A broken water main left many homeowners in East Verde Estates without water Friday afternoon, before Brooke Utilities crews fixed the broken pipe.
The appearance of a soggy hole alongside the main dirt road through the 160-home community solved a vexing four-day mystery, as water use in the quiet settlement on the banks of the East Verde River rose inexplicably.
Baffled water company officials imposed a Level 4 conservation alert and started checking water meters in the lead-up to the Thanksgiving holiday, when the many retirees and second-home owners in the community have visitors.
As the 40,000-gallon storage tank serving the community began to empty, company managers scrambled for an explanation.
“It was very weird,” said spokeswoman Myndi Brogdon of the seeming surge in water consumption at a time when no one was watering their landscaping. “When it started, it didn’t make sense to us, so we were out looking at meters, looking for a leak.”
But it took days for the water from the leak in a four-inch water main buried about seven feet down to work its way to the surface. The region has so far gotten less than half its normal allotment of rain, with only trace amounts in the past several months. As a result, the dry dirt soaked up the water for days.
Once the water reached the surface under the road alongside the community’s small clubhouse, crews shut down water to most of the community to work on the leak.
Brogdon said the pipe was originally placed about two feet underground in about 1996 by the company that preceded Brooke. However, the pipe became more deeply buried as a result of work on the road.
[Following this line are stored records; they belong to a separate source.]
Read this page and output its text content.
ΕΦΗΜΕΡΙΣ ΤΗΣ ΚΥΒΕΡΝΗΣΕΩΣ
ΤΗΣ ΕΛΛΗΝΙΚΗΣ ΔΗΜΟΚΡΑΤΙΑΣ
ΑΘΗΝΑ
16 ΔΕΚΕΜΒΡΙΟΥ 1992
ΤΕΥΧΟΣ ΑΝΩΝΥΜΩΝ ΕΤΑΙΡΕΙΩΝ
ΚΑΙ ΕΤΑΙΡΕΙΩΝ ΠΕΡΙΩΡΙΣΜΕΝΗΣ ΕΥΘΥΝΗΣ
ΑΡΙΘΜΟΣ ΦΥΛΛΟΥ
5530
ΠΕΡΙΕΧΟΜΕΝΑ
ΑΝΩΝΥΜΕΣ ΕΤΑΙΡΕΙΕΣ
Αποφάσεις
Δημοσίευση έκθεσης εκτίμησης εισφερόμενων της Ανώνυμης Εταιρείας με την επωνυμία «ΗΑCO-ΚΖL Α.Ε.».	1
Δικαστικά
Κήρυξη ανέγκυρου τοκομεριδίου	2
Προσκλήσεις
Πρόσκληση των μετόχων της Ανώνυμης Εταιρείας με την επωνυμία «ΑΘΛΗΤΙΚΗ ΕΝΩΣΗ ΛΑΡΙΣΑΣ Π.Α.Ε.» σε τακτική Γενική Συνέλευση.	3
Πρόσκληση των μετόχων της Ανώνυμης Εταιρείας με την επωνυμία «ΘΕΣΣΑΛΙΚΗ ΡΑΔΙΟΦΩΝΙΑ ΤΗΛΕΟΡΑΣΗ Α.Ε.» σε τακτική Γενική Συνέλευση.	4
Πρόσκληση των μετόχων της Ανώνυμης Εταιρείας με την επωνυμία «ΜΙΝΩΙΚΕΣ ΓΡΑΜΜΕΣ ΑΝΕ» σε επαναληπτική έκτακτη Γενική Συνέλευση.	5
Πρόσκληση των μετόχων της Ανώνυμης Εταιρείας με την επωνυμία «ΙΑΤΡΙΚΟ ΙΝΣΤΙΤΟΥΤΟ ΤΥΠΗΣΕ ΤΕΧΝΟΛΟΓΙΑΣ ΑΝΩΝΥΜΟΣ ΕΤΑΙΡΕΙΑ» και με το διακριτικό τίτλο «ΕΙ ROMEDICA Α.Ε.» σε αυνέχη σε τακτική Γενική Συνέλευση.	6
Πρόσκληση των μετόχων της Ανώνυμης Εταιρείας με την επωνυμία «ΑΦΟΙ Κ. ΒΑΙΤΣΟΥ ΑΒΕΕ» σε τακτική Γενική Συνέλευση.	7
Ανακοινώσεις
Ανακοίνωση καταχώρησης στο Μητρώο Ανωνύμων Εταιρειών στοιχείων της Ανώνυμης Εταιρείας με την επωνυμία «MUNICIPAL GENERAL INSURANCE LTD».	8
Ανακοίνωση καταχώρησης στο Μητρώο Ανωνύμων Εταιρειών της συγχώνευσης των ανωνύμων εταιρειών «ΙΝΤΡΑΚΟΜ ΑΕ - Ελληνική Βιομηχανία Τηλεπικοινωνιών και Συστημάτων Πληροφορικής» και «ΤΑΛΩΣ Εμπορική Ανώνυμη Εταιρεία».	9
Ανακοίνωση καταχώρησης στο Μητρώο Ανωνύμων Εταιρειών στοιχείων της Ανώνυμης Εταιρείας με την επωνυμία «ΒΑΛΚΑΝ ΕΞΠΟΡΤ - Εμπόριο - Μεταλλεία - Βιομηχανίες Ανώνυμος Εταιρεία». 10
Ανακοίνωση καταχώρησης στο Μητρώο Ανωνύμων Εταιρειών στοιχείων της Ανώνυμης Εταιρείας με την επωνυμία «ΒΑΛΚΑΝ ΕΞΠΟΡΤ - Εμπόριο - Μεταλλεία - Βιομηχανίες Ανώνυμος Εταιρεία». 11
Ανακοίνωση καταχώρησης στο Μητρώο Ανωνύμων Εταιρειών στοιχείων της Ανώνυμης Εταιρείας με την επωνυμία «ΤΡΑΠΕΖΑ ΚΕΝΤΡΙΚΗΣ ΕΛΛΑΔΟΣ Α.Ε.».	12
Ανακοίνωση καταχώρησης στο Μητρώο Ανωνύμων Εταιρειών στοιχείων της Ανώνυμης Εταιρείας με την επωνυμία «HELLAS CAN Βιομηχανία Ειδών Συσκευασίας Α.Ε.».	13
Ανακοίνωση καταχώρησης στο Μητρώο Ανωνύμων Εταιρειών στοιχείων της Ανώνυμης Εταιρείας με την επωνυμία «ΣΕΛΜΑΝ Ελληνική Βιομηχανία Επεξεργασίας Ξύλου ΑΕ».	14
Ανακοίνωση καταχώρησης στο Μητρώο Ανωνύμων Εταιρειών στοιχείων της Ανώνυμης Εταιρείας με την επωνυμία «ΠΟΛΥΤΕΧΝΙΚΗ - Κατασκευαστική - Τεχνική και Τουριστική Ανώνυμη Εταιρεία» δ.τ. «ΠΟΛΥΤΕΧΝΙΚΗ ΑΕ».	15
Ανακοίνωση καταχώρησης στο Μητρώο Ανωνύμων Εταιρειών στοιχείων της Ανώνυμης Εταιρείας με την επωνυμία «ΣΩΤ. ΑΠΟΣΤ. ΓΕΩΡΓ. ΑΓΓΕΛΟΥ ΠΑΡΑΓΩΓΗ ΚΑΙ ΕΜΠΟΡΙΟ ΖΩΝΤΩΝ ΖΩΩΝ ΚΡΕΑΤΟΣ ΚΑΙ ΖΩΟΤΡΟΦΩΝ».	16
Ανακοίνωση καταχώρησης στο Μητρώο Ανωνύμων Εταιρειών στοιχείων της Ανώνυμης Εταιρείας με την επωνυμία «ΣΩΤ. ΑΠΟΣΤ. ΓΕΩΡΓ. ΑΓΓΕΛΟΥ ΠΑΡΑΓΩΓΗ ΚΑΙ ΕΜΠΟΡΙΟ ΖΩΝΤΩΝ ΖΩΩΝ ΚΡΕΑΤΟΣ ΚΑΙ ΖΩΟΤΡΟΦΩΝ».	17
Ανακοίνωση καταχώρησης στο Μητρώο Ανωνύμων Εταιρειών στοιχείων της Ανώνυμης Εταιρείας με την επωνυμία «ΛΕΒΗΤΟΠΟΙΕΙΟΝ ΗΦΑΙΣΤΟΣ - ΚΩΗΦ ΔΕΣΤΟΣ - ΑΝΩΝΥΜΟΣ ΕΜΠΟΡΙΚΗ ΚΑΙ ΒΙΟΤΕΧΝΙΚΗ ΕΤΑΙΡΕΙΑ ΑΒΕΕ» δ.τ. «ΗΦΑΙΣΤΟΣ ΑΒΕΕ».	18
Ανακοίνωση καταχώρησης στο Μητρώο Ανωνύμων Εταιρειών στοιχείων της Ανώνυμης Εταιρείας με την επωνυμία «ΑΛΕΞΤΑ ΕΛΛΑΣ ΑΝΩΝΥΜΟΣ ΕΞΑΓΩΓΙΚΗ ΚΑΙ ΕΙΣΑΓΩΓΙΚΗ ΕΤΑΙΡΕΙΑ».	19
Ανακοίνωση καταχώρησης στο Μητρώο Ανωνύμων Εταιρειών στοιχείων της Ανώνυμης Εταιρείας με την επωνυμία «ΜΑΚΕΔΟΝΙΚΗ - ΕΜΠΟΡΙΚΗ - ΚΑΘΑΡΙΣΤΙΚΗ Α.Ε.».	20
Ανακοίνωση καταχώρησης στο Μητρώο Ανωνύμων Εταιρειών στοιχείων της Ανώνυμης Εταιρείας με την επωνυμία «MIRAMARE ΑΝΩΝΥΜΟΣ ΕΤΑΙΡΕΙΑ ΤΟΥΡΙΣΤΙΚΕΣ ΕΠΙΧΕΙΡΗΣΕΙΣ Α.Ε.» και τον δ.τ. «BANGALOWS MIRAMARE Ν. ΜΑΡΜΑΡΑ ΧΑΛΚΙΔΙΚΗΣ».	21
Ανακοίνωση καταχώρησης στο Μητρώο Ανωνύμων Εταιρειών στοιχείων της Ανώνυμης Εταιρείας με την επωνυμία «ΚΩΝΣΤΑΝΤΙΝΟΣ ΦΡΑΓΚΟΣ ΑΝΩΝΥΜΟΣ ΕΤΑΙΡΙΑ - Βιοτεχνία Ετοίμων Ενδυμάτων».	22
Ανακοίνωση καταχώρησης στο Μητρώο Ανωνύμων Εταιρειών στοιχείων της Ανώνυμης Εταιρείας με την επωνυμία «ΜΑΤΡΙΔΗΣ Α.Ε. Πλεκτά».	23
Crews dug down to uncover the four-inch concrete/asbestos pipe to find that a single large, pointed rock had pressed a hole in the pipe. Brogdon speculated that the pressure of the overlying dirt had over the years simply pressed the tip of the rock through the pipe.
Brogdon said although lighter, stronger water pipes now exist, the use of pipes with some asbestos in the mix pose no health threat to water users and are approved for continued use by the Arizona Department of Environmental Quality.
Crews then used a metal clamp to seal off the small hole in the pipe, said Brogdon.
The conservation level then dropped rapidly down to Level 1 as the community’s three wells refilled the storage tank.